We used a similar system in my university residence. We had one of those huge pads of paper that get used on flipcharts in classrooms and as each sheet was filled up with graffiti, it would be torn off the pad and taped to the common room wall. Eventually, old sheets would be discarded or archived, depending on how good they were. Graffitists were able to exercise their “craft” without permanently defacing anything and we got a much better variety of entertainment than if every graffiti were permanently written, painted or etched on the wall.
It seems to me that a similar system could be employed today wherever graffiti is a problem. It might require sheets of plywood rather than paper for outdoor locations but at least the level of property damage would be reduced and the entertainment value would be increased as the variety of graffiti increased.
Of course, I’m thinking of graffiti that is at least witty and gives you something to think about, however briefly. Much of today’s graffiti seems to just be someone’s initials or a squiggle, which gives you nothing to think about.
Europeans, like Americans, have Brent taught since WW2 that their society is the vilest on the planet (racist, sexist, homophobic, fascist, etc.) compared to the shining path of socialism, so that who wouldn’t want to loot (Corazine) or trash it until its vileness was expunged from the Earth? Why would anyone lift a finger to save the awful society in which they live?

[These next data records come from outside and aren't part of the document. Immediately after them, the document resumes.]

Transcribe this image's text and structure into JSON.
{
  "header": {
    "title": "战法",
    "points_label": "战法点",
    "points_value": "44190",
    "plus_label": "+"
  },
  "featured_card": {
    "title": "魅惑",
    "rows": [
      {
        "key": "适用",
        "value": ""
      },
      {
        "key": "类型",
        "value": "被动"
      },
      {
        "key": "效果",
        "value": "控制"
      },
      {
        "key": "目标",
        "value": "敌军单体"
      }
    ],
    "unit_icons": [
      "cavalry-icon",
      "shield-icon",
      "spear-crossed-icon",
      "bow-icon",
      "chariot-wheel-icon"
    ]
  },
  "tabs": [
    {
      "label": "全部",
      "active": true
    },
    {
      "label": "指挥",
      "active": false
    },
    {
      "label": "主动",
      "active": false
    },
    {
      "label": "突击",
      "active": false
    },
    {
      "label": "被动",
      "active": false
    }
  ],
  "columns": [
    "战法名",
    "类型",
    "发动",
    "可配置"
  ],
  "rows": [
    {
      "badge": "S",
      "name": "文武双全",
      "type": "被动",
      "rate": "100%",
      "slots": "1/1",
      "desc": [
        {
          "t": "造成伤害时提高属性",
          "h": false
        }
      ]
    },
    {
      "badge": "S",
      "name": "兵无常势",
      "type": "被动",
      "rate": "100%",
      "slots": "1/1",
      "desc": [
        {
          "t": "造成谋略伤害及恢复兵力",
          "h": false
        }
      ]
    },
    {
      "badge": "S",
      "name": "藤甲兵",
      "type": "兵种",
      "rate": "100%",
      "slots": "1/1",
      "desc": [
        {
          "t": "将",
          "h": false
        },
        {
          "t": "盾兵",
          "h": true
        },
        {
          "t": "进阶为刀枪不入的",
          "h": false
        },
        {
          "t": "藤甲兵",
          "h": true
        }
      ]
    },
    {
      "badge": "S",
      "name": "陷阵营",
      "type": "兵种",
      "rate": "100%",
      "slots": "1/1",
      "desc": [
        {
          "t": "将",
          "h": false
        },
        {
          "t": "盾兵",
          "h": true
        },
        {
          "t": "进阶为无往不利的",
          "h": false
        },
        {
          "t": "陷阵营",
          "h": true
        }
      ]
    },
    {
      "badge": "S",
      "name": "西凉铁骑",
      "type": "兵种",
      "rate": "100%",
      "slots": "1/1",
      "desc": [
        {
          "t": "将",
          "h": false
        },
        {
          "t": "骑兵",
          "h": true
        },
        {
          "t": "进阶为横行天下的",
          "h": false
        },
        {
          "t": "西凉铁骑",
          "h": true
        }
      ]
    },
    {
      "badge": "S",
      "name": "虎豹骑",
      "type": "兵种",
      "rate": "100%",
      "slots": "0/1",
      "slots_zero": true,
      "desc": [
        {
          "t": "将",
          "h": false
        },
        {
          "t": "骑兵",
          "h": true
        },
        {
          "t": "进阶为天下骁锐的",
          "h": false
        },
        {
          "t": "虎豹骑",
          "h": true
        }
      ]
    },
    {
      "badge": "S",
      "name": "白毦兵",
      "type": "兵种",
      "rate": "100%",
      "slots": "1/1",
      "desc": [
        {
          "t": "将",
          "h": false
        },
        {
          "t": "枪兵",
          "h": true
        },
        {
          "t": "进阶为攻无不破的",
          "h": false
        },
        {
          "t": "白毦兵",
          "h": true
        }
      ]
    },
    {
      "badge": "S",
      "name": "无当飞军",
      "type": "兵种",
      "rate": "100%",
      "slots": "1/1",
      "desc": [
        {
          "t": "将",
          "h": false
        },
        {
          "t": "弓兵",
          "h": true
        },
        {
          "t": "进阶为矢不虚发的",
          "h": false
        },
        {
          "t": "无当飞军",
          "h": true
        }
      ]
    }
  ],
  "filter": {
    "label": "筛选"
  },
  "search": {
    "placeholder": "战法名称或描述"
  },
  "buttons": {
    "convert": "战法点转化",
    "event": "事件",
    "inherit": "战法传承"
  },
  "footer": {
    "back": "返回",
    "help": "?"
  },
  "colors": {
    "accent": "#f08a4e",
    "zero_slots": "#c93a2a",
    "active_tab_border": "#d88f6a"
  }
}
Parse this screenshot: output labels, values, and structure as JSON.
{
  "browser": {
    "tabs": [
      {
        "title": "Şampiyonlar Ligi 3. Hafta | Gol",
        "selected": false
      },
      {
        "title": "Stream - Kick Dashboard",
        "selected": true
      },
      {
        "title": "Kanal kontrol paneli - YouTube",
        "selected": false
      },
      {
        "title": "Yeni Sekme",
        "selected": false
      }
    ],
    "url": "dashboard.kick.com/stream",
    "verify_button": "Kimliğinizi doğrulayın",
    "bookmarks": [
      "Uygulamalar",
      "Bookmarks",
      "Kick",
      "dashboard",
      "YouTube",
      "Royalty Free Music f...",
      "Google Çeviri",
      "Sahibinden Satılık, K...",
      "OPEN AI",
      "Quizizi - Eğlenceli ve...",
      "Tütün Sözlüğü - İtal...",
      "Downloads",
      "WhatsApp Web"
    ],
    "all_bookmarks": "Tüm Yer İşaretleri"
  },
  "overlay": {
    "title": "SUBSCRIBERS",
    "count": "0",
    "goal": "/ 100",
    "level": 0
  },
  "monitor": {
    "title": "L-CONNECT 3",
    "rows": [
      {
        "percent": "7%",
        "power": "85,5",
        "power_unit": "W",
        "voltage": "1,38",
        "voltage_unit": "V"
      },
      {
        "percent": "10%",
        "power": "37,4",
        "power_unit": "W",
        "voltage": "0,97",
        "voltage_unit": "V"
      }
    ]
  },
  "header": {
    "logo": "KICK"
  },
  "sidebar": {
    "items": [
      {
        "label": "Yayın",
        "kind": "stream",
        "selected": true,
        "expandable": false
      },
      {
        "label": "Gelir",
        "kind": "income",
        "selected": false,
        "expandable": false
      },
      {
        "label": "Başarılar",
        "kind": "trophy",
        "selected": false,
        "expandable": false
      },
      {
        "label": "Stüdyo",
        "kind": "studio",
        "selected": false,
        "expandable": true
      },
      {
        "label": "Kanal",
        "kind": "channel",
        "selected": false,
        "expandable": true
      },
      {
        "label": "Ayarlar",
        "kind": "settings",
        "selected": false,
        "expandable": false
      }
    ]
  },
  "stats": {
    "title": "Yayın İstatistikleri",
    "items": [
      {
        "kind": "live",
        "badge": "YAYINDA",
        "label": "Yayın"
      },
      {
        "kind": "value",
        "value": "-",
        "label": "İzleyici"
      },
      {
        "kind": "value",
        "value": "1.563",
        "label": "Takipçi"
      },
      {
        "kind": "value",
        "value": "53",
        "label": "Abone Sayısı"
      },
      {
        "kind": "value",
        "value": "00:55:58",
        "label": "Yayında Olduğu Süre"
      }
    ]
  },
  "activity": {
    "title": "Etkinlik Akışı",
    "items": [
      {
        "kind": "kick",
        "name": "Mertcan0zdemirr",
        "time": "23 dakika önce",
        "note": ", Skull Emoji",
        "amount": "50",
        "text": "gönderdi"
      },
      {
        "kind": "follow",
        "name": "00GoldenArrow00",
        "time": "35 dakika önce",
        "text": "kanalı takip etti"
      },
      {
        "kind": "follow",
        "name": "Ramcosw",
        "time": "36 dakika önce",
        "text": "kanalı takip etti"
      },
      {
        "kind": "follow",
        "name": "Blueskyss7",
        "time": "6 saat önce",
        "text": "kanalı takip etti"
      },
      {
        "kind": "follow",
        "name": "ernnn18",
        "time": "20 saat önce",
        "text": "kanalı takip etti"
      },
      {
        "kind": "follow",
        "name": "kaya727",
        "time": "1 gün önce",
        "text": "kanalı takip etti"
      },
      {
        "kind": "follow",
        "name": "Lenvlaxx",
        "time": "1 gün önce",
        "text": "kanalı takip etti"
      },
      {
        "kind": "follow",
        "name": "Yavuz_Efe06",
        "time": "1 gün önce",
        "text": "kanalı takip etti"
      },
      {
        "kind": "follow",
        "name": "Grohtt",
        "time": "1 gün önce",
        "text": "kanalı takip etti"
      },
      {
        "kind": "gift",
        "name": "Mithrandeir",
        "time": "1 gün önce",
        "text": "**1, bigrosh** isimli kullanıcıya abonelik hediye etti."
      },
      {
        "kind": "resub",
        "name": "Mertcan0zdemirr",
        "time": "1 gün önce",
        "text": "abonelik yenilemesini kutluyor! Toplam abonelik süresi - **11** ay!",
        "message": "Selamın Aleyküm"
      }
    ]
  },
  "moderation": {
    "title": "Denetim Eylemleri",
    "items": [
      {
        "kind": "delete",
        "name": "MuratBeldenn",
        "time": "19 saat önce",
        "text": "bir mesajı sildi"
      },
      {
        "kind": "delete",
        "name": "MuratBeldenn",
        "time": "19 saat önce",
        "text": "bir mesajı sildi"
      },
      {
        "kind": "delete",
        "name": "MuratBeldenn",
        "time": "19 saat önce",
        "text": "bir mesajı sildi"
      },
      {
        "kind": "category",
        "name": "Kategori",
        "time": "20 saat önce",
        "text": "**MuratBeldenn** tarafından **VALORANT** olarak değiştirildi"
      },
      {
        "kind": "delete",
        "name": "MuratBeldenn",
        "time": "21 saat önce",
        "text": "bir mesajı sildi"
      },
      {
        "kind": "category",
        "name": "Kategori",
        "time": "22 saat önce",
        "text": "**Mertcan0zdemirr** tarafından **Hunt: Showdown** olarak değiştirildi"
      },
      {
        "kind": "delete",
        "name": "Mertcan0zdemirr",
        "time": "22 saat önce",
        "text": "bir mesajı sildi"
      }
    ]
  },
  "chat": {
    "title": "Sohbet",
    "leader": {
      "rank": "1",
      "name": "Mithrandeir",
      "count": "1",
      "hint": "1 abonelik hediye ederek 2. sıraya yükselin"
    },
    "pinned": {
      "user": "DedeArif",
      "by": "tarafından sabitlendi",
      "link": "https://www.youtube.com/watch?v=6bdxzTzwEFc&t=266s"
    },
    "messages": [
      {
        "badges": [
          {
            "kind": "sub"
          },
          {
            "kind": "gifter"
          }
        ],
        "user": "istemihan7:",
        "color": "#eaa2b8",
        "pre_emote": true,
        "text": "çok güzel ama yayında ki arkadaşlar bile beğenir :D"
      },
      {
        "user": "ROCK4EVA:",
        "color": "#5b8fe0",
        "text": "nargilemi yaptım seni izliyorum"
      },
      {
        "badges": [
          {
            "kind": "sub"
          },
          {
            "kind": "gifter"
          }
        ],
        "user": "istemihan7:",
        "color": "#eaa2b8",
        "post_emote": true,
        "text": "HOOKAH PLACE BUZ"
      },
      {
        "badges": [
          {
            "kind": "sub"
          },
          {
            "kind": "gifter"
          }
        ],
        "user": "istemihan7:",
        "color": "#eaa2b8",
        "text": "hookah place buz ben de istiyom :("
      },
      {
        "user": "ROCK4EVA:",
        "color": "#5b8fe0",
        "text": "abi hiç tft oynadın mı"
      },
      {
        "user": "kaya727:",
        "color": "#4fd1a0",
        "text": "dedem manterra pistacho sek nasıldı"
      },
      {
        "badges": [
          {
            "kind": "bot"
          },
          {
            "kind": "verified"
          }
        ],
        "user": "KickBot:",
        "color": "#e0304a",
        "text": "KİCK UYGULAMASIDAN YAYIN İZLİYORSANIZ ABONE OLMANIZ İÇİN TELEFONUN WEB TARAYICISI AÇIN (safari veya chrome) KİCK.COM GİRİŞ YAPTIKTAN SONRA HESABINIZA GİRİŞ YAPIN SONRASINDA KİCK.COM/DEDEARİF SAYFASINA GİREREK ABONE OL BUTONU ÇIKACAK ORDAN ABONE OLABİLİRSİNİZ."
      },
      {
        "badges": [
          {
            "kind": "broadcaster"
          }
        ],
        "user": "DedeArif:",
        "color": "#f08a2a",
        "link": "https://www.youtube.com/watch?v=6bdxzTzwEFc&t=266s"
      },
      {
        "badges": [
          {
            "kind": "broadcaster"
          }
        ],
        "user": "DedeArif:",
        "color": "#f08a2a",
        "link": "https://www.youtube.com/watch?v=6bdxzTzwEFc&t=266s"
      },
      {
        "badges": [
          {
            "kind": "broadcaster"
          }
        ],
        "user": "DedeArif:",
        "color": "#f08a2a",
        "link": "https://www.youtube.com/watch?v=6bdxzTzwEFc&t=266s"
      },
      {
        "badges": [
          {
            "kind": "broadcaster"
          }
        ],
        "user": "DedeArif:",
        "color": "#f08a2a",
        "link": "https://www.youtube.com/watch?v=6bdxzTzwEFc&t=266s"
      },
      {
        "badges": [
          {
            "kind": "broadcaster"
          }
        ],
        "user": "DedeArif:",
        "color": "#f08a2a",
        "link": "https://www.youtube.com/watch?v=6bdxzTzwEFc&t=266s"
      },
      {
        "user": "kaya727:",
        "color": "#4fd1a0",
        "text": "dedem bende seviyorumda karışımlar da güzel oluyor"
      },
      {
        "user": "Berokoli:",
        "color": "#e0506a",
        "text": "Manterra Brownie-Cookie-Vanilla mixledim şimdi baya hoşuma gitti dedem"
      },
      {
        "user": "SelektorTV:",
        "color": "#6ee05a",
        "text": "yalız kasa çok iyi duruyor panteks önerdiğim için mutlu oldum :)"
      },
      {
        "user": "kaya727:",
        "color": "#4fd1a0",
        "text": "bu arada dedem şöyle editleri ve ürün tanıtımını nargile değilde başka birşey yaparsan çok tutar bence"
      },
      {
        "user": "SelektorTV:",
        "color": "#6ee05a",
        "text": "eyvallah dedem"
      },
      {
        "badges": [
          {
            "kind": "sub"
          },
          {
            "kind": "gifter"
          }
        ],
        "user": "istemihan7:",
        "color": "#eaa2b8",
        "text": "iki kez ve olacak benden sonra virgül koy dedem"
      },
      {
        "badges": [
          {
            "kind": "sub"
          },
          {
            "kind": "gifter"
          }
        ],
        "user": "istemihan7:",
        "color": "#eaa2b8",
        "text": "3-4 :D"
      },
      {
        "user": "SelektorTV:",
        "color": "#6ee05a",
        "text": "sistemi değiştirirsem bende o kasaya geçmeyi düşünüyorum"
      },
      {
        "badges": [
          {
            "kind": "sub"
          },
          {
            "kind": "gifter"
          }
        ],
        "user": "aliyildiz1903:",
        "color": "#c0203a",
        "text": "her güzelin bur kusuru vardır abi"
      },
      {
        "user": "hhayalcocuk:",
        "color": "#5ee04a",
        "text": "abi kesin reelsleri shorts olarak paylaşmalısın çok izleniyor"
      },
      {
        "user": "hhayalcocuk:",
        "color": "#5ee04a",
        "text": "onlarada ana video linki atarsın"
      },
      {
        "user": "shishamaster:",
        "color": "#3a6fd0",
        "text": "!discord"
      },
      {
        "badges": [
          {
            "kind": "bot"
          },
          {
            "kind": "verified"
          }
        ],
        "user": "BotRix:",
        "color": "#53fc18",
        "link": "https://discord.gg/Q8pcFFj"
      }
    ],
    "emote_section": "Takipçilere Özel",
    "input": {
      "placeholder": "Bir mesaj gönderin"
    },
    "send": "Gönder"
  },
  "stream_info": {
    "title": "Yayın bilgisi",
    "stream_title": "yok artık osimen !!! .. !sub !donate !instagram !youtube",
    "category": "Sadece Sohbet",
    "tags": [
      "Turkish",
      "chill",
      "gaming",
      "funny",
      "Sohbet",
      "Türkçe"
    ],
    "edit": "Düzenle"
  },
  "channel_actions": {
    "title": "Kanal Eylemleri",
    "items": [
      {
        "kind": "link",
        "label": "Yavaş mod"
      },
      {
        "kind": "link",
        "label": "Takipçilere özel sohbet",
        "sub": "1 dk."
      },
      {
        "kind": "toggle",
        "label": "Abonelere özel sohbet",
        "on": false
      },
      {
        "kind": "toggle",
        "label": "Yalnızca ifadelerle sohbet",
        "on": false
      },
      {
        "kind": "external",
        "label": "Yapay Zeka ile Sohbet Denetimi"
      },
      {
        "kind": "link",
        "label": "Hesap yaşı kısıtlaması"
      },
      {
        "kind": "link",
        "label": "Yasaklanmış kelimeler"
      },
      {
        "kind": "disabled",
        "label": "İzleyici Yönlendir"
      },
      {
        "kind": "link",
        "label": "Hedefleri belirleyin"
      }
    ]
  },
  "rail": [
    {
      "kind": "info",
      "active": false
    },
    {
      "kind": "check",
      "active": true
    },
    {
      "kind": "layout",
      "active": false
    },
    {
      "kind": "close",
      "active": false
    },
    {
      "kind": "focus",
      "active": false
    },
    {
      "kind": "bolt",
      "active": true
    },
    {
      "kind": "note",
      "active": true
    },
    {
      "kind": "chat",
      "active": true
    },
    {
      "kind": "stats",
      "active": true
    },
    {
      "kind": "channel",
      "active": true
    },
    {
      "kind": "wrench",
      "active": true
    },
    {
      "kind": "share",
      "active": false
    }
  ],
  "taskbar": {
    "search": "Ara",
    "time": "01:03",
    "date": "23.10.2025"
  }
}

“San Francisco because very few tree species are indigenous. ”
As a Green, I thank the vandals for identifying the invasive species, for marking them for destruction that they might be replaced by native vegetation.
Some times the easy answer is the correct one: This graffiti and other vandalism is part of the same old anarchism and nihilism (although the pathetic examples of human debris doing it probably mostly don’t know it) which, just as in late 19th century Europe, is designed to erode the law and the mores which make for a civilized society, causing disorder and chaos, so some new leader and/or a emerging power-seeking group can take over the society and bring order (e.g. a New Order) to the system.